When in Doubt, Reformat

Through personal experience I’ve found that Windows desktop operating systems usually last somewhere between 3-5 years before corrupting themselves beyond usability. That being said, there are literally a million and one variable that can affect that time span. If you’re the type of user who is constantly installing (and occasionally uninstalling) programs, has twenty or more programs running in your task bar and actually believe that you’re a lucky winner because a flashing banner told you so, you might not make it to three years before seeing significant slowdown. If, on the other hand, you install very few programs, defrag occasionally and update your antivirus software regularly, you might make it to or past the five-year mark.

Usually this isn’t a big problem because new versions of Windows are released every three or four years. Windows 3.1 was released in 1992; then we had Windows 95, Windows 98 and Windows 2000, Windows ME (also in 2000) followed by XP in 2002. For those of us who boycotted Windows Vista (released in 2005), we’ve been running the same operating system for seven years now. I’m running Ubuntu on my upstairs workstation now, but downstairs I have things I still need Windows for, so until Windows 7 magically drops into my lap, XP it is.

I don’t remember when exactly I loaded XP on this machine, but it’s definitely hosed. At some point Internet Explorer quit working altogether, which wasn’t completely bad as I use Google Chrome almost exclusively at this point, but Windows Update (among other sites) doesn’t support Chrome, and whatever made Internet Explorer 6 break wouldn’t let me install 7 or 8 either. On top of that, critical updates have started backing up. Every morning the OS tries downloading the same critical patches over and over, always failing to successfully install them. These were two of a hundred little quirks the machine had developed over the past five or so years. It was time.

Reloading Windows, at least for me, is not the catastrophic event it once was. All my data and install files are stored on the network. After reloading and reinstalling a few apps, I’ll be back up and running. In fact, the longest part of the process is running Windows Update. Only 50 more update files before I can start re-installing apps.

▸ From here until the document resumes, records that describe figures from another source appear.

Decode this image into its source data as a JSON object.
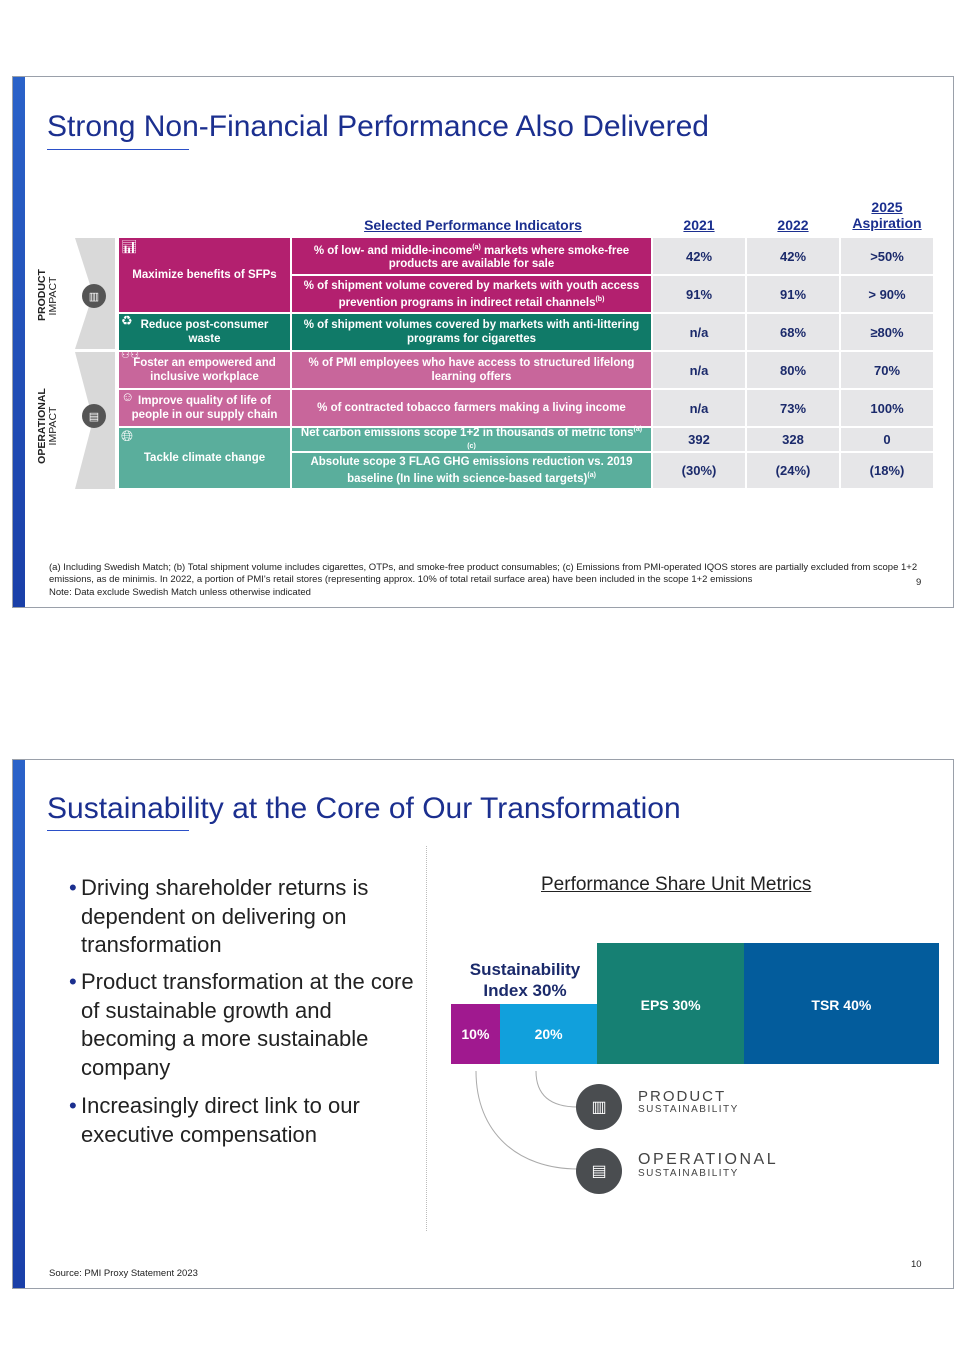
{
  "slide1": {
    "title": "Strong Non-Financial Performance Also Delivered",
    "headers": {
      "indicators": "Selected Performance Indicators",
      "y2021": "2021",
      "y2022": "2022",
      "y2025": "2025 Aspiration"
    },
    "side_labels": {
      "product": "PRODUCT",
      "product_sub": "IMPACT",
      "operational": "OPERATIONAL",
      "operational_sub": "IMPACT"
    },
    "categories": [
      {
        "label": "Maximize benefits of SFPs",
        "icon": "chart-icon"
      },
      {
        "label": "Reduce post-consumer waste",
        "icon": "recycle-icon"
      },
      {
        "label": "Foster an empowered and inclusive workplace",
        "icon": "people-icon"
      },
      {
        "label": "Improve quality of life of people in our supply chain",
        "icon": "person-icon"
      },
      {
        "label": "Tackle climate change",
        "icon": "globe-icon"
      }
    ],
    "rows": [
      {
        "indicator": "% of low- and middle-income",
        "sup": "(a)",
        "indicator_rest": " markets where smoke-free products are available for sale",
        "v2021": "42%",
        "v2022": "42%",
        "v2025": ">50%"
      },
      {
        "indicator": "% of shipment volume covered by markets with youth access prevention programs in indirect retail channels",
        "sup": "(b)",
        "indicator_rest": "",
        "v2021": "91%",
        "v2022": "91%",
        "v2025": "> 90%"
      },
      {
        "indicator": "% of shipment volumes covered by markets with anti-littering programs for cigarettes",
        "sup": "",
        "indicator_rest": "",
        "v2021": "n/a",
        "v2022": "68%",
        "v2025": "≥80%"
      },
      {
        "indicator": "% of PMI employees who have access to structured lifelong learning offers",
        "sup": "",
        "indicator_rest": "",
        "v2021": "n/a",
        "v2022": "80%",
        "v2025": "70%"
      },
      {
        "indicator": "% of contracted tobacco farmers making a living income",
        "sup": "",
        "indicator_rest": "",
        "v2021": "n/a",
        "v2022": "73%",
        "v2025": "100%"
      },
      {
        "indicator": "Net carbon emissions scope 1+2 in thousands of metric tons",
        "sup": "(a)(c)",
        "indicator_rest": "",
        "v2021": "392",
        "v2022": "328",
        "v2025": "0"
      },
      {
        "indicator": "Absolute scope 3 FLAG GHG emissions reduction vs. 2019 baseline (In line with science-based targets)",
        "sup": "(a)",
        "indicator_rest": "",
        "v2021": "(30%)",
        "v2022": "(24%)",
        "v2025": "(18%)"
      }
    ],
    "footnote1": "(a) Including Swedish Match; (b) Total shipment volume includes cigarettes, OTPs, and smoke-free product consumables; (c) Emissions from PMI-operated IQOS stores are partially excluded from scope 1+2 emissions, as de minimis. In 2022, a portion of PMI's retail stores (representing approx. 10% of total retail surface area) have been included in the scope 1+2 emissions",
    "footnote2": "Note: Data exclude Swedish Match unless otherwise indicated",
    "page": "9",
    "colors": {
      "magenta": "#b3206f",
      "dark_teal": "#107a68",
      "pink": "#c8669b",
      "light_teal": "#5aae9c"
    }
  },
  "slide2": {
    "title": "Sustainability at the Core of Our Transformation",
    "bullets": [
      "Driving shareholder returns is dependent on delivering on transformation",
      "Product transformation at the core of sustainable growth and becoming a more sustainable company",
      "Increasingly direct link to our executive compensation"
    ],
    "chart_title": "Performance Share Unit Metrics",
    "index_label": "Sustainability Index 30%",
    "chart_data": {
      "type": "bar",
      "orientation": "horizontal-stacked",
      "categories": [
        "Operational sustainability",
        "Product sustainability",
        "EPS",
        "TSR"
      ],
      "labels": [
        "10%",
        "20%",
        "EPS 30%",
        "TSR 40%"
      ],
      "values": [
        10,
        20,
        30,
        40
      ],
      "colors": [
        "#a0198f",
        "#11a0dc",
        "#168073",
        "#035c9c"
      ]
    },
    "legend": [
      {
        "title": "PRODUCT",
        "sub": "SUSTAINABILITY",
        "icon": "product-icon"
      },
      {
        "title": "OPERATIONAL",
        "sub": "SUSTAINABILITY",
        "icon": "factory-icon"
      }
    ],
    "source": "Source: PMI Proxy Statement 2023",
    "page": "10"
  }
}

And files to go, before I sleep.
And files to go, before I sleep.

2 thoughts on “When in Doubt, Reformat

  1. Not that you do this very often, but if you have to do it more than twice, CT Update (or is it ctupdate?) is your friend. Google it. It has a front end that downloads all the service packs and updates, and a back end that you can put on CD, network, or flash media along with all the updates, then you can run one executable and it’ll install all of them. Run once, reboot, then run a second time just to be on the safe side.

    I’m down to building about two systems a year, but even at that rate ctupdate saves me a bunch of time.

  2. I used to be on the 6 month nuke/reinstall plan. There’s nothing like collecting the same songs, games, and files over and over again. And this is why I partition the HD so everything non-OS is separated from the OS itself. Oddly enough, now that I’ve done this, I don’t have to reinstall. I’ve had the same version of XP on what is now my kid’s computer running stable for about 6 years now. But it’s about time. Videos don’t play correctly, and it takes nearly 5 full minutes for the computer to load up and be ready to go, hahaha.